О попе и Адашеве Воротынский всегда вспоминал с каким-то гордым чувством злорадства — злорадства над царём за его бабью податливость разным льстецам и подлипалам. Он, вояка, считавший, что все царские милости можно завоевать только на поле брани, не понимал и не хотел понимать всех этих усердствующих льстецов и наперсников, он презирал их — и не раз страдал через это. Тот же самый Адашев, словно чуя презрение воеводы, отправлял его годовать в дальние города для пущего якобы их бережения, а на самом деле — подальше от Москвы, от царя, который при всём своём недоверии к княжатам всё же любил своего первого воеводу и даже пожаловал ему самое почётное звание — слуги.

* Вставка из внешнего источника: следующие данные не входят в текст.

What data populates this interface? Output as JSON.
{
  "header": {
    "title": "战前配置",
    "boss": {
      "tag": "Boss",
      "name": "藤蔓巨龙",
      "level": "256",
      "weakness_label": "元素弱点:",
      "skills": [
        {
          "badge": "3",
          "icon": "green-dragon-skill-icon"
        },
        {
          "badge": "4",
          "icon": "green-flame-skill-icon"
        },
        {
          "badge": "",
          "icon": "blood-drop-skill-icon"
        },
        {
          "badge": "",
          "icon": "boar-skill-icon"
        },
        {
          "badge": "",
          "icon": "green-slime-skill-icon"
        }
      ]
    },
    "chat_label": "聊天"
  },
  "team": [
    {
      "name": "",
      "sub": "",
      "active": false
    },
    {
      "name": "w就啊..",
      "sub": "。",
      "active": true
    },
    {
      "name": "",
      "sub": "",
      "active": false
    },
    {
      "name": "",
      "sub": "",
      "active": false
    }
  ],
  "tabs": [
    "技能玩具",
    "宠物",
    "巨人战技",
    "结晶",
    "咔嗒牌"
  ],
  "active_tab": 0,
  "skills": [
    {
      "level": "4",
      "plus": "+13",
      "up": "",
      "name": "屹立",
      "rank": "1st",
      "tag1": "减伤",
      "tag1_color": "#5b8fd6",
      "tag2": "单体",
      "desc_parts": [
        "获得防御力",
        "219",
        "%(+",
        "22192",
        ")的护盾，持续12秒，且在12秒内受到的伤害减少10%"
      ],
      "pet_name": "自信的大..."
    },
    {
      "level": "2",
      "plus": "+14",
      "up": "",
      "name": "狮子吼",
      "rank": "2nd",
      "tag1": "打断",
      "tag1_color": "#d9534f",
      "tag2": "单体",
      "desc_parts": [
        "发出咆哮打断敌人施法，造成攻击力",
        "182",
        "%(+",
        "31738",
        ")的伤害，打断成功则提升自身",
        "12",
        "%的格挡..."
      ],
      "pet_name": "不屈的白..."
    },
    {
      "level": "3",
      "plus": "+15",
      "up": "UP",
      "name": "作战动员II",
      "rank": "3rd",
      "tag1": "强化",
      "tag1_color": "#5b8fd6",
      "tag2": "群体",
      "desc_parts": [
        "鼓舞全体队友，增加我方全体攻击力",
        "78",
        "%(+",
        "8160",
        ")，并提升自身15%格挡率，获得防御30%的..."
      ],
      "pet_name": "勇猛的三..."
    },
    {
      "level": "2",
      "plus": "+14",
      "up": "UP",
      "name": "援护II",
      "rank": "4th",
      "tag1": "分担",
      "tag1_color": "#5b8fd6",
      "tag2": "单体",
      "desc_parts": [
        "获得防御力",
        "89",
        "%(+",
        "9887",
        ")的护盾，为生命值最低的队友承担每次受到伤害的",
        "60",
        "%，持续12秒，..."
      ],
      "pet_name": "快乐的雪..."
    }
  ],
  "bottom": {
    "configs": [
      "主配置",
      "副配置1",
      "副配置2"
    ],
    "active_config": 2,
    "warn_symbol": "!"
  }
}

Терпелив был воевода и умён. Видывал он многих царских любимцев и всегда предвидел их участь.
«Водить полки против недругов безопаснее, чем подавать блюда из лести на царский стол», — подумал Воротынский и чуть подхлестнул коня. Однако все эти мысли не успокоили… Особенно теперь, когда царь свернул с Троицкой дороги на Переяславскую.
«С чего бы ему метаться?» — гадал Воротынский и в беспокойстве поглядывал на ссутулившуюся спину царя. Молод был царь, за тридцать лишь-лишь перевалило, а казался стариком: морщины по лбу и переносью, цепкие, жилистые руки, какие обычно бывают у стариков, сумрачные глаза, и взгляд — то тяжёлый, пронизывающий, то истомлённый, старческий, и сутулость — так и на коне сидит, и на троне…

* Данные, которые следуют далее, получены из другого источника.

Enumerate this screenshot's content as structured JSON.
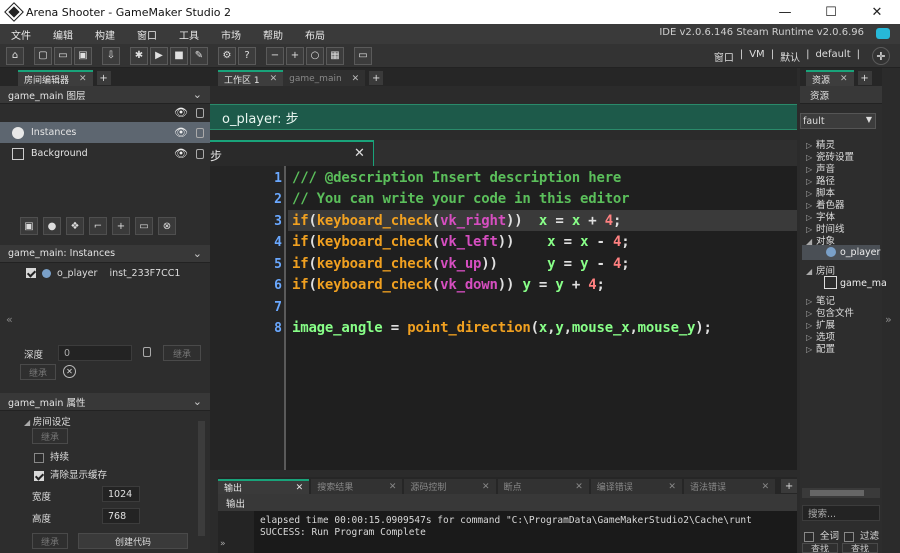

Смотрит воевода на ссутулившегося царя, смотрит, как льнут к нему Басмановы — за пазуху готовы залезть! — и уныние, тягостное уныние охватывает его. Чует он, давно уже чует, что клонится царь в какую-то смутную, чуждую многим сторону, а почему клонится, что поворачивает его в эту сторону — не понимает. Что в нём, в его поступках, делах — польза и истинность, что — только злоба и безрассудность? Не дойти до этого воеводе, не дойти… Льстецы и двудушники вокруг царя, и вертится, вертится кутерьма изощрённейшего притворства, словно ловкая скоморошья пляска, затеянная для того, чтоб потешить глупых и сбить с толку разумных, а исподволь проступает сквозь эту ряженную в обыденные одежды нарочитость вероломная настырность чьего-то жестокого ума, чьих-то злых замыслов, чьих-то наветов… И понимает воевода, как страшна эта настырность, как слепа её злоба, и защита от неё — только в самом себе, в той исконной гордыне, что дана ему с кровью предков, в той покорности и смирении пред судьбой, что уготована ему Богом.